The Nazi theme was central, as well. Mikheil Saakashvili, the then president of Georgia, was compared with Adolf Hitler. This trick is more difficult with Zelenskyy, a Russian-speaking Jew, but for the Foreign Minister of Russia Lavrov nothing seems impossible. He speculated once that Hitler was partly Jewish. And one of the official objectives of the Russian invasion in Ukraine is so-called “denazification”:
Focused on their own goals, the leading NATO countries are supporting the far-right nationalists and neo-Nazis in Ukraine, those who will never forgive the people of Crimea and Sevastopol for freely making a choice to reunite with Russia.V.Putin, 24.02.2022. Source: http://en.kremlin.ru/events/president/transcripts/67843
In both conflicts, Russia used and still uses the narrative that the West hates cultural diversity and “traditional values”, forcefully imposing such things as homosexuality, pedophilia and obscenity, on everyone. That’s what Putin and Russian propagandists threatened with in 2008 and more recently:
Let me repeat that the dictatorship of the Western elites targets all societies, including the citizens of Western countries themselves. This is a challenge to all. This complete renunciation of what it means to be human, the overthrow of faith and traditional values, and the suppression of freedom are coming to resemble a “religion in reverse” – pure Satanism.V. Putin, 30.09.2022. Source: http://en.kremlin.ru/events/president/transcripts/statements/69465
Some similarities border on insanity. Russian media claimed that the USA was conducting experiments on Georgian citizens to test biological weapons. In 2022, they spread the equally ridiculous conspiracy theory about US-funded biological labs in Ukraine. Moreover, Saakashvili was ridiculed as a sex addict who cannot control his drive, whereas the Ukrainian leaders have been depicted as “junkies”:
Once again, I am appealing to the military of the armed forces of Ukraine. Do not allow neo-Nazis and Banderites to use your children, wives and elders as a live shield. Take power into your own hands. It seems it will be easier for us to come to terms with you than with this gang of drug addicts and neo-Nazis that have settled in Kiev and that have taken the Ukrainian people hostage.V.Putin, 25.02.2022. Source: http://en.kremlin.ru/events/president/transcripts/67851
From a linguistic perspective, it is interesting to note that in both cases Russian propaganda exploits toponyms. In the Russo-Georgian war, they stopped using the original Georgian names of the cities “Tskhinvali” and “Sukhumi”, replacing them with the Russian versions “Tskhinval” and “Sukhum”, respectively. In the Russo-Ukrainian war, you can with nearly 100% certainty predict someone’s political views from the preposition they use with the name “Ukraine” in Russian. Supporters of Ukraine say v Ukraine “in Ukraine” and iz Ukrainy “from Ukraine”, whereas pro-Russian journalists say na Ukraine “on Ukraine” and s Ukrainy “off Ukraine”, which reflects the interpretation of Ukraina as okraina “borderlands, outskirts”.
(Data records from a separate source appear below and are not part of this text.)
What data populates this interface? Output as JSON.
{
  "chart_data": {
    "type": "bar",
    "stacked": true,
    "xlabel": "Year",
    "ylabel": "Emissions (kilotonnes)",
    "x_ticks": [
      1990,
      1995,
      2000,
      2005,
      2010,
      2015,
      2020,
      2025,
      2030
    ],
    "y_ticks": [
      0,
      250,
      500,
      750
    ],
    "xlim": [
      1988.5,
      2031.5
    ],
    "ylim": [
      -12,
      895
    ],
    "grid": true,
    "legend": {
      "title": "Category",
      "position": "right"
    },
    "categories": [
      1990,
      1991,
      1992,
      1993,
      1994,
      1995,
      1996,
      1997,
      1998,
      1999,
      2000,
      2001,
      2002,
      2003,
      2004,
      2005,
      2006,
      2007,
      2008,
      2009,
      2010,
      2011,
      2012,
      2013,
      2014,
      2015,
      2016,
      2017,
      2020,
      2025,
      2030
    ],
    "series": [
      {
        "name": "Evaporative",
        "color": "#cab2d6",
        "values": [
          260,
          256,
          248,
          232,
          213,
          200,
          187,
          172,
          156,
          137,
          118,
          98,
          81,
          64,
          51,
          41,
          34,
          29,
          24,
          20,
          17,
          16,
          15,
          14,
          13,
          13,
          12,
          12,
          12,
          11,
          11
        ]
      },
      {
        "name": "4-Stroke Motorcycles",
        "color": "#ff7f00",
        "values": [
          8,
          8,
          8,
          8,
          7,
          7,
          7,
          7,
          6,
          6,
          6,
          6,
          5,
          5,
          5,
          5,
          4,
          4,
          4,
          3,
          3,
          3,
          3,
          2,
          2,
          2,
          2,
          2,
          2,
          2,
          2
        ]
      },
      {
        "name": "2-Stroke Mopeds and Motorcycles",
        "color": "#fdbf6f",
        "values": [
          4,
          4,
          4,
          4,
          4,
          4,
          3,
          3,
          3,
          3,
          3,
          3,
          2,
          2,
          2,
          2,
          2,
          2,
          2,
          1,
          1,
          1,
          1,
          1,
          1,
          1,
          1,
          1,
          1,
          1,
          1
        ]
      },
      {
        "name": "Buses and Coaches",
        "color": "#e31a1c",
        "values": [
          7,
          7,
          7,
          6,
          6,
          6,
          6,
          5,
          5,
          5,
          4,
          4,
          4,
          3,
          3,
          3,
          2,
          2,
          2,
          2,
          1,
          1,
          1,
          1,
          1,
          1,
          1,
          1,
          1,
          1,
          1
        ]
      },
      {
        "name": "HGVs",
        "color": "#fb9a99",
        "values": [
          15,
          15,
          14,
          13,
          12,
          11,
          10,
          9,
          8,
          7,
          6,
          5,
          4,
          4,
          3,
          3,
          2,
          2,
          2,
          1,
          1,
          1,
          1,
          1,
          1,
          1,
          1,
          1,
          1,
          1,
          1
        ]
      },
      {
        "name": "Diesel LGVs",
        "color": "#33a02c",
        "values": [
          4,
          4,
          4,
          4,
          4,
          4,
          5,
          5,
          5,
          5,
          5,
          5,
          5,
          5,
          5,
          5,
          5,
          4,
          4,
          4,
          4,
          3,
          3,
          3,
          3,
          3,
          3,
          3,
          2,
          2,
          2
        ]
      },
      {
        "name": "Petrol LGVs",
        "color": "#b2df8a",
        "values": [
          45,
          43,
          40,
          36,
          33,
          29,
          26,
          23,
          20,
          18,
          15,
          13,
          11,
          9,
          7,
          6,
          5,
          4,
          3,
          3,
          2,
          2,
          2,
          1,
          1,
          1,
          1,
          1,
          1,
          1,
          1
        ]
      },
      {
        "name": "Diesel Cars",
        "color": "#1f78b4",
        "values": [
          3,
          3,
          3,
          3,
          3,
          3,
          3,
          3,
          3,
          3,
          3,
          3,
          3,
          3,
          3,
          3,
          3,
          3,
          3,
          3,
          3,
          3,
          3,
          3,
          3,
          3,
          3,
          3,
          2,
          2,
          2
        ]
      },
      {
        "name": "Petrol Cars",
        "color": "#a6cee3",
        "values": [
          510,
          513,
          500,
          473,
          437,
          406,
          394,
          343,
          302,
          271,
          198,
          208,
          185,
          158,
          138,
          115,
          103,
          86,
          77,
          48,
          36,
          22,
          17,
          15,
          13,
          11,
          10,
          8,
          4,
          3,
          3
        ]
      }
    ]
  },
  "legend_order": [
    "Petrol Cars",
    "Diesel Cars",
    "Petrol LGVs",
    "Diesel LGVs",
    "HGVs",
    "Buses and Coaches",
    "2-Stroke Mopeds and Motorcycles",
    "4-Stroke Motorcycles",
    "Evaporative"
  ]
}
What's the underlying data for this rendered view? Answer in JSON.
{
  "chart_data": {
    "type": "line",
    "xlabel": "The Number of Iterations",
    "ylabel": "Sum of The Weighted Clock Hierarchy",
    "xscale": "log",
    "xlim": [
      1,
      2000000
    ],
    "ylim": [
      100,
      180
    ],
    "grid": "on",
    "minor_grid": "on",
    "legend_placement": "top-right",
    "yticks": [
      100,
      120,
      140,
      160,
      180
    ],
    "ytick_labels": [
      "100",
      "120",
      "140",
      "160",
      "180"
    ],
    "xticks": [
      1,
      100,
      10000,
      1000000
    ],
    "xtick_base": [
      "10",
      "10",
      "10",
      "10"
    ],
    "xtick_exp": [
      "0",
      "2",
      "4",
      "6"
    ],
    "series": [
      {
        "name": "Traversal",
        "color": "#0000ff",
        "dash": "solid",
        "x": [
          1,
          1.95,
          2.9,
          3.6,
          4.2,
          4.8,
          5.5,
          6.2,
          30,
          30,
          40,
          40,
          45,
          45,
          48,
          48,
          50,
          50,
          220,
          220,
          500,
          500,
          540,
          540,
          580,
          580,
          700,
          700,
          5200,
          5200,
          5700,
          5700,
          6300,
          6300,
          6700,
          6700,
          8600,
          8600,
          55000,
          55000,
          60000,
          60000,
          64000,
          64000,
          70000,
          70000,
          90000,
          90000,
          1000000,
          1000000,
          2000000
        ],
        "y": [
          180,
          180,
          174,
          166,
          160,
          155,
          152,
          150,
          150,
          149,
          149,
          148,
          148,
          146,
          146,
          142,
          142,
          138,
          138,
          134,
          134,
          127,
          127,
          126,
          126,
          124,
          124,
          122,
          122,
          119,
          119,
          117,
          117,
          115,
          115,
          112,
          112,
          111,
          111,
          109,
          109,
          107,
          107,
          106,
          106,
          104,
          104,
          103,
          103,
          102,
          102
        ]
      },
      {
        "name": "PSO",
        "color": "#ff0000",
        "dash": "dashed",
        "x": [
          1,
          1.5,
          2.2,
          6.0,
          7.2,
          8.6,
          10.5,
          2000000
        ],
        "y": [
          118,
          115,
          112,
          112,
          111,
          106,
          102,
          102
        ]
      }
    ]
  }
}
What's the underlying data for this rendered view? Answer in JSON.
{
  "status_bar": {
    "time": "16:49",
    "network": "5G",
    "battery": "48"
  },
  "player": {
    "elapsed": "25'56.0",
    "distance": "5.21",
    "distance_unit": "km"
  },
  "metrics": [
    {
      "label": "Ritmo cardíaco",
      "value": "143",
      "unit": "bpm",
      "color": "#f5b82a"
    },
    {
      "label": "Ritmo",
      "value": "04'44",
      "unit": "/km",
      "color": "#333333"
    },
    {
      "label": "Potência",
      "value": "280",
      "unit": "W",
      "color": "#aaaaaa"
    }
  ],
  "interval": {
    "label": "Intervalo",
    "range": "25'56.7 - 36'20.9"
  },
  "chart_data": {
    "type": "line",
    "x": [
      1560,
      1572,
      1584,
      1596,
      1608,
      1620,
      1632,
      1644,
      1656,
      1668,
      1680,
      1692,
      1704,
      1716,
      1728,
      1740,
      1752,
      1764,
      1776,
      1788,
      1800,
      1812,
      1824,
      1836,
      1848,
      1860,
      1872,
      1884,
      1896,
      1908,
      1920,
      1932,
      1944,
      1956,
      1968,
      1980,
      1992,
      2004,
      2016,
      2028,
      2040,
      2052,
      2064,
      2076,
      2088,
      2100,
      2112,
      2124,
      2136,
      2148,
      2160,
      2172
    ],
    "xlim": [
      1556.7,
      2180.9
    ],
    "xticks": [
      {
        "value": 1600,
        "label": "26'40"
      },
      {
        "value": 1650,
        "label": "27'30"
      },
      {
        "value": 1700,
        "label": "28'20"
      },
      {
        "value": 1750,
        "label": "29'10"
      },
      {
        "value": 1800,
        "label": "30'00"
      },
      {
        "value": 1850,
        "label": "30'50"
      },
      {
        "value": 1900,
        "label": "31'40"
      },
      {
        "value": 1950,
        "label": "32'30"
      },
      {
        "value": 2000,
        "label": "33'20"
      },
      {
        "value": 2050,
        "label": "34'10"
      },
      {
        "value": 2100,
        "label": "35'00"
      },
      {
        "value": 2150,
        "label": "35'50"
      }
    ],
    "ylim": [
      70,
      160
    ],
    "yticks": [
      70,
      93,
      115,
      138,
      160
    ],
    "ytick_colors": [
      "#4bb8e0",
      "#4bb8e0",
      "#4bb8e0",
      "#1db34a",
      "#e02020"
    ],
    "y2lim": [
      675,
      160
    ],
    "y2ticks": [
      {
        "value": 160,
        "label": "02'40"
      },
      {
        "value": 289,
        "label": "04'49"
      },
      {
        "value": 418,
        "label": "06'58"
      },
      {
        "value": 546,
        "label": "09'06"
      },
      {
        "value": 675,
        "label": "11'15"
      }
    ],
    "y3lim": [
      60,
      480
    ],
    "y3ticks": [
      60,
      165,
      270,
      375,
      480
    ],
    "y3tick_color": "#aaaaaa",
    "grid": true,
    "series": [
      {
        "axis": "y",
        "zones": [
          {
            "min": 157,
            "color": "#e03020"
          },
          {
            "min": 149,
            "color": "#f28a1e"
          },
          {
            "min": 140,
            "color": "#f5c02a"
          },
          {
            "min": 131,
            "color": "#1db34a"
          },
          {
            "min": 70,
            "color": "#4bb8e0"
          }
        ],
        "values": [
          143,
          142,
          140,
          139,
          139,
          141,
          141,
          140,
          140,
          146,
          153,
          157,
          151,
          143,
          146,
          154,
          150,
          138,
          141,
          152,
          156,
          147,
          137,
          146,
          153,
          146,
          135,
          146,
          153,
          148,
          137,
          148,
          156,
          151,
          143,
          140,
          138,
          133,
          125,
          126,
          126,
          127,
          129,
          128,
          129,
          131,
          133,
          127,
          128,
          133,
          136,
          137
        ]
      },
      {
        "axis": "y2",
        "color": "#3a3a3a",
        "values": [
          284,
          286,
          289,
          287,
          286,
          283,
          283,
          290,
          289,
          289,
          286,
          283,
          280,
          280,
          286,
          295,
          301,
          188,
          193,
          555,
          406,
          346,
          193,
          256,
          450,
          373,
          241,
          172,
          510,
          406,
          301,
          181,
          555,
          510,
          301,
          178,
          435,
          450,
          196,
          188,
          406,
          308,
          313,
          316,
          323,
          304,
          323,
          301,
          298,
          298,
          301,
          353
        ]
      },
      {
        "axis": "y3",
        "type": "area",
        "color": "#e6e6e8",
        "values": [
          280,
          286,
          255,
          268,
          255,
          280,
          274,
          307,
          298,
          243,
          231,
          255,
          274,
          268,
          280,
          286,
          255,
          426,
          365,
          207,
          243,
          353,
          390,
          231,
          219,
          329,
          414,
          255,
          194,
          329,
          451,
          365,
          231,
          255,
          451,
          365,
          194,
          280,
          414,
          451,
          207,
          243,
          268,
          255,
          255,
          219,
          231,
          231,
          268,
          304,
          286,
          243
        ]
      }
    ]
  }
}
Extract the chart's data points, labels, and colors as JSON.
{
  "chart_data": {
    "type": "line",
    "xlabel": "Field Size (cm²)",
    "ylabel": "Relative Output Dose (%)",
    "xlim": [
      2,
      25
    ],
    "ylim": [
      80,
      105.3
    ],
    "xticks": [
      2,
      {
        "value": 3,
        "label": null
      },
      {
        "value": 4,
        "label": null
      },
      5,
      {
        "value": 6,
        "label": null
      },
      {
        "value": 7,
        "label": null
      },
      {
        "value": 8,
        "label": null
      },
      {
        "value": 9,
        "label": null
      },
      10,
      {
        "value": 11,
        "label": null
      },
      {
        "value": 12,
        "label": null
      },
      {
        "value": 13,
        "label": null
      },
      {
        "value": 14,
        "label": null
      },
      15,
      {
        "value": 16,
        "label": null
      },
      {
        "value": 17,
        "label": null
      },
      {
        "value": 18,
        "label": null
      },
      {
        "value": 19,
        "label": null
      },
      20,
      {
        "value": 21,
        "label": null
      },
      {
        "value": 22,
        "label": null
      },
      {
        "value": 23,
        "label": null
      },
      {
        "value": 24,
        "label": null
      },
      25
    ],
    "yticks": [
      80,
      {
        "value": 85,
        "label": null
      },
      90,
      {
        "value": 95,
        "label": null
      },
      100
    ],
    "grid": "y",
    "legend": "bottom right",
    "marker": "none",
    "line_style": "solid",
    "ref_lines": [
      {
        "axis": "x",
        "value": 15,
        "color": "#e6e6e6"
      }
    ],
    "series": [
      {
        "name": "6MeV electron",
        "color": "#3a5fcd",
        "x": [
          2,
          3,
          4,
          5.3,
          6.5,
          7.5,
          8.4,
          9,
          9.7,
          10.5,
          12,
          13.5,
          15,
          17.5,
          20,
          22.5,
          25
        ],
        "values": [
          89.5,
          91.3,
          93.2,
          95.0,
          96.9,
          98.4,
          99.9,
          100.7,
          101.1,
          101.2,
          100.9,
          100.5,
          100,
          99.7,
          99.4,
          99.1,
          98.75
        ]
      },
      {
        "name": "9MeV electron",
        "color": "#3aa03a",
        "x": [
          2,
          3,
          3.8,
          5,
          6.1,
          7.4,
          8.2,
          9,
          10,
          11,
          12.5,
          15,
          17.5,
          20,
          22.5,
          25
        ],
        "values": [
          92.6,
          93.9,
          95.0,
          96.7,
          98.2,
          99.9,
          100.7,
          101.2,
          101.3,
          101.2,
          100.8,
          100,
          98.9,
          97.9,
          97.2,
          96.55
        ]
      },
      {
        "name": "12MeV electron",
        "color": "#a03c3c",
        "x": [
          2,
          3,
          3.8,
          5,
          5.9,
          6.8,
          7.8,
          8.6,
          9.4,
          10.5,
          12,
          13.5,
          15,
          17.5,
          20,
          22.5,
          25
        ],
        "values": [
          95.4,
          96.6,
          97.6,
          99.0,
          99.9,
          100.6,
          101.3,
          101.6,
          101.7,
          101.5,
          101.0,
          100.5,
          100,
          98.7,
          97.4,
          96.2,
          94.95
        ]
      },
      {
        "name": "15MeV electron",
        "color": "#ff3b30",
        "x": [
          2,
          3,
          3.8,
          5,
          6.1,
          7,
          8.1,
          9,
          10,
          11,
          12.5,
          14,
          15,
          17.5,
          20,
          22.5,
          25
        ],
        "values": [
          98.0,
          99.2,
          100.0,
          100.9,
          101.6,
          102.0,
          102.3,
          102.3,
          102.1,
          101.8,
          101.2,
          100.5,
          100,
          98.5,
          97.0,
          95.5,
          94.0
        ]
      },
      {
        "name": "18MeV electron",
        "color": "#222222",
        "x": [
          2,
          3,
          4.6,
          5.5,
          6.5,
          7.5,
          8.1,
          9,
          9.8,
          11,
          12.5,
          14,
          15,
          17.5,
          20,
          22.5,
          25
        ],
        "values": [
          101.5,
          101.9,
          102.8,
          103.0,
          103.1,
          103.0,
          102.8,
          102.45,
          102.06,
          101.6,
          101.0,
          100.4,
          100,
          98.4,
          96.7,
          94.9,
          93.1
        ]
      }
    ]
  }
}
What can we conclude from all this? First, we have ignored the warnings. On a more positive side, the Russian propaganda machine is so uncreative, the same ideas and labels are recycled so many times that it is very easy to identify them as such and predict what will be said next. This lack of creativity is an indirect indicator of the fascist nature of the Russian regime. Fascist societies cannot produce anything truly creative because they stifle freedom of self-expression. Ideology is no exception.
But probably the most important lesson from the Russo-Georgian war is the following. In August 2008 Nicolas Sarkozy, the then President of France, negotiated a ceasefire. Georgia and Russia agreed to withdraw their forces to the pre-war position. Russia never fulfilled what it promised. South Ossetia and Abkhazia are still occupied. People who seriously believe that peace negotiations with Putin will solve all problems should keep this fact in mind.